Pour ce qui est du reste, la maison de la presse avoue avoir perçu 105 223 550 Francs CFA en 2020 dont 50 000 000 ont été utilisés « pour l’achat de matériels audiovisuels pour la Maison de la Presse, d’équipements pour les salles de conférences, de mobiliers de bureau ». Ce montant selon la maison de la presse n’était aucunement destiné à l’aide à la Presse au titre de l’année 2020. Ainsi, pour l’aide a la presse de 2021, la maison de la presse annonce avoir perçu un total de 136.118.400 CFA payé en deux tranches par le ministère de tutelle. A bien faire le calcul c’est bien un total de 602.591.950 francs CFA qui ont été versé par l’état entre 2018 et 2021. Actuellement selon la maison de la presse, le montant disponible à nos jours serait de 191 341 950 Francs CFA. Montant qualifié d’ « insuffisant » et d’ « insignifiant » pour le président de la maison de la Presse Bandiougou Dante et son bureau composé de sept personnes.
LES ZONES D’OMBRE
Alors que nombreux pensaient que les révélations du ministre de la communication n’étaient que poudre aux yeux pour diviser les membres de cette noble corporation, bien de directeurs d’organes de presse sont tombés des nues lorsqu’ils ont découvert le poteau rose, et pour cause ! les montant annoncés ont été perçus par la maison de la presse (entre 2018 et 2021), qui a malgré tout préféré garder le silence tout comme le ministère de la communication qui a aucun moment n’a daigné faire ne serait-ce qu’un communiqué pour annoncer. Au vu de ces agissements nombreux sont ceux tenté de penser à une probable entente entre la maison de la presse et ce département ministériel dont l’actuel locataire a déclaré «Nous avons d’excellentes relations avec la maison de la presse ». Ce qui amène à se demander pourquoi jusqu’à aujourd’hui le ministère de la communication n’a pas convoqué la commission chargée de la répartition des montants alloués ? Pourquoi avoir gardé ce silence alors que les textes à ce sujet sont clairs ?

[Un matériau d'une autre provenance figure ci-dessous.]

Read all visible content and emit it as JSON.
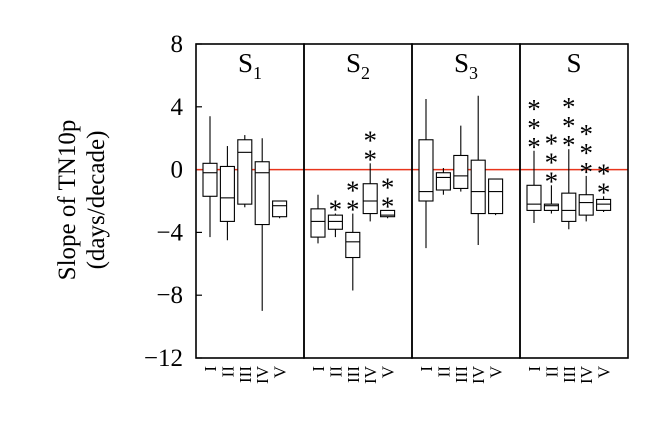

Apres des années durant lesquelles, il faut le dire, une minorité s’est accaparé les droits d’une majorité, a l’image des pratiques décriées sous le régime IBK, des directeurs d’organes de presse ont décidé de s’unir et de changer la donne. Ainsi pour continuer à défendre les droits de la presse, une association est en passe de voir le jour. Cette association qui suscite l’engouement est pour certains synonyme du « malikura » que tant bien que mal les maliens tentent de concrétiser dans tous les secteurs.
Toujours en est-il que les autorités sont vivement interpellées a plus de rigueur, à s’impliquer, et à communiquer davantage comme cela est fait pour d’autres corps de métiers.